"Refundação da Esquerda" e a Escola da Práxis
A ESQUERDA TEM MUITO EM COMUM com o cristianismo, a começar pelo desejo de encontrar o "verdadeiro caminho", fiel aos ensinamentos de seus patronos, mediante autocrítica e expiação dos erros cometidos.
Com efeito, "a tradição esquerdista é, depois de sofrer derrotas, ir a fundo nas críticas e autocríticas, até chegar a conclusões quanto aos erros cometidos e às correções de rumo necessárias para que não se repitam adiante".
Nesse sentido, como dizia Einstein, que era gauche, mas não de esquerda, "é insano seguir fazendo sempre a mesma coisa e querer obter resultados diferentes".
Em ocasiões históricas como essas, vale a pena lembrar a experiência da Escola da Práxis, um importante movimento filosófico internacional, iniciado nos anos 1960 na Iugoslávia, um país que não existe mais.
De 1964 a 1974 a Escola publicou uma revista, Práxis, provavelmente a mais famosa dentre todas como orientação marxista, precisamente porque não fazia apologia de nenhum regime ou experiência socialista isolada. O que não era o caso do leninismo e do estalinismo ("marxismo-leninismo"), que os teóricos da Práxis consideravam infiéis ao marxismo, porque distorciam conceitos e princípios para satisfizer as necessidades das elites dirigentes de seus regimes absolutamente avessos a qualquer tipo de crítica.
As características fundamentais da Escola e sua revista eram (1) ênfase nos escritos do 'Jovem Marx' - o "Marx real", menos centrado na economia e mais humanista, focado na libertação da humanidade dos infindáveis grilhões que a escravizam em vez dela mesma os controlar; (2) defesa da liberdade de expressão, não somente em regimes autoritários, mas também nas democracias, na base na insistência de Marx na crítica radical, capaz de contestar as raízes das próprias convicções.
Nas palavras de Erich Fromm, psicanalista, filósofo e sociólogo alemão, "voltar ao Marx real significa posicionar-se contra o Marx distorcido pelos social-democratas e pelos estalinistas".
Além de Fromm, o humanismo marxista da Práxis tinha como inspiração Antonio Gramsci, Karl Korsch, Georg Lukács, Ernst Bloch, Herbet Marcuse, e Lucien Goldmann. E seus membros mais proeminentes foram os próprios Fromm, Bloch e Marcuse, e os conceituados Jürgen Habermas, Eugen Fink, Henri Lefebvre, Richard Bernstein, Shlomo Avineri, e Zygmunt Bauman, para mencionar somente alguns dos mais importantes autores marxistas de todos os tempos.
Autores que incluíam até mesmo representantes do Vaticano, como Gustav Wetter, jesuíta especializado em materialismo dialético - conceitos e princípios acerca da evolução natural e a emergência de novas qualidades do ser. Nada mais natural, pois na revista e nos cursos da Práxis estudava-se desde fenomenologia (estudo filosófico das estruturas da experiência e da consciência) a teologia (estudo crítico da natureza do divino).

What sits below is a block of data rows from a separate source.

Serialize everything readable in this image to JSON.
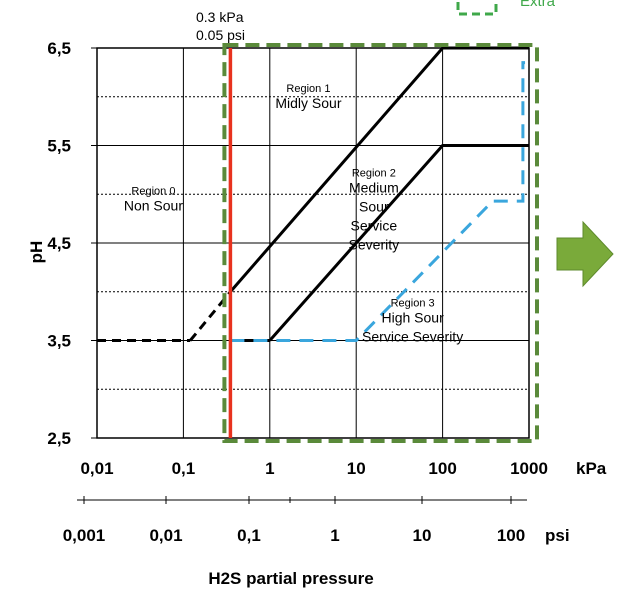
{
  "chart_data": {
    "type": "line",
    "xscale": "log",
    "xlim": [
      0.01,
      1000
    ],
    "ylim": [
      2.5,
      6.5
    ],
    "x_ticks": [
      "0,01",
      "0,1",
      "1",
      "10",
      "100",
      "1000"
    ],
    "x_unit": "kPa",
    "x2_ticks": [
      "0,001",
      "0,01",
      "0,1",
      "1",
      "10",
      "100"
    ],
    "x2_unit": "psi",
    "y_ticks": [
      "2,5",
      "3,5",
      "4,5",
      "5,5",
      "6,5"
    ],
    "ylabel": "pH",
    "xlabel": "H2S partial pressure",
    "grid": true,
    "threshold": {
      "line1": "0.3 kPa",
      "line2": "0.05 psi",
      "x": 0.35,
      "color": "#e8321e"
    },
    "region_labels": [
      {
        "num": "Region 1",
        "lines": [
          "Midly Sour"
        ],
        "x": 2.8,
        "y": 6.05
      },
      {
        "num": "Region 0",
        "lines": [
          "Non Sour"
        ],
        "x": 0.045,
        "y": 5.0
      },
      {
        "num": "Region 2",
        "lines": [
          "Medium",
          "Sour",
          "Service",
          "Severity"
        ],
        "x": 16,
        "y": 5.18
      },
      {
        "num": "Region 3",
        "lines": [
          "High Sour",
          "Service Severity"
        ],
        "x": 45,
        "y": 3.85
      }
    ],
    "series": [
      {
        "style": "solid",
        "color": "#000000",
        "x": [
          0.35,
          100,
          1000
        ],
        "y": [
          4.0,
          6.5,
          6.5
        ]
      },
      {
        "style": "solid",
        "color": "#000000",
        "x": [
          1,
          100,
          1000
        ],
        "y": [
          3.5,
          5.5,
          5.5
        ]
      },
      {
        "style": "solid",
        "color": "#000000",
        "x": [
          0.35,
          1
        ],
        "y": [
          3.5,
          3.5
        ]
      },
      {
        "style": "dashed",
        "color": "#000000",
        "x": [
          0.01,
          0.12
        ],
        "y": [
          3.5,
          3.5
        ]
      },
      {
        "style": "dashed",
        "color": "#000000",
        "x": [
          0.12,
          0.35
        ],
        "y": [
          3.5,
          4.0
        ]
      },
      {
        "style": "dashed",
        "color": "#3aa6dd",
        "x": [
          0.35,
          10,
          380,
          850,
          850,
          900
        ],
        "y": [
          3.5,
          3.5,
          4.93,
          4.93,
          6.35,
          6.35
        ]
      }
    ],
    "highlight_box": {
      "x_range": [
        0.35,
        1000
      ],
      "y_range": [
        2.5,
        6.5
      ],
      "color": "#5a8a3a"
    },
    "legend": {
      "label": "Extra",
      "color": "#3fa84a",
      "placement": "top-right"
    },
    "arrow": {
      "color": "#7aaa3a",
      "placement": "right"
    }
  }
}
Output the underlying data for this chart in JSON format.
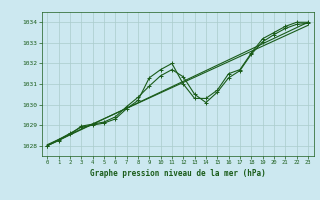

As posturas da Práxis resultaram em muitos aborrecimentos, como acusações a seus membros e autores, chamados, por outros políticos e intelectuais de esquerda, "profissionais do anticomunismo", e perseguidos, caluniados e até ridicularizados por direitistas, em ações de "caça às bruxas", como mostrado na película Ave César, de 2015, produzida e dirigida por Joel e Ethan Coen.
Práxis deixou de ser publicada na Iugoslávia, em 1975, voltou a ser editada em 1981, em Oxford, com o título de Praxis International. Perdurou até 1994, quando mudou de nome para Constellations, revista exclusivamente acadêmica, quinzenal.
Em 1992, ela trouxe um artigo meu, Change and Control on the Loose (Mudança e controle frouxos), sobre crise ser um fenômeno e um conceito aplicável prioritariamente à ausência de "agência" capaz de, como se fosse um médico, realizar diagnóstico e aplicar a terapia adequada.
Agência que Zygmunt Bauman atualmente identifica com o Estado "líquido", impotente para gerenciar crises, que o artigo, por sua vez, acentua não podem ser separadas do sujeito, da experiência individual que, como um paciente, sofre com a "própria impotência diante do férrea objetividade de seu estado crítico".
Sendo que, hoje em dia, "os pacientes em estado crítico não são mais os burgueses, mas os próprios paladinos das reformas sociais".
Sendo que, hoje em dia, "os pacientes em estado crítico não são mais os burgueses, mas os próprios paladinos das reformas sociais".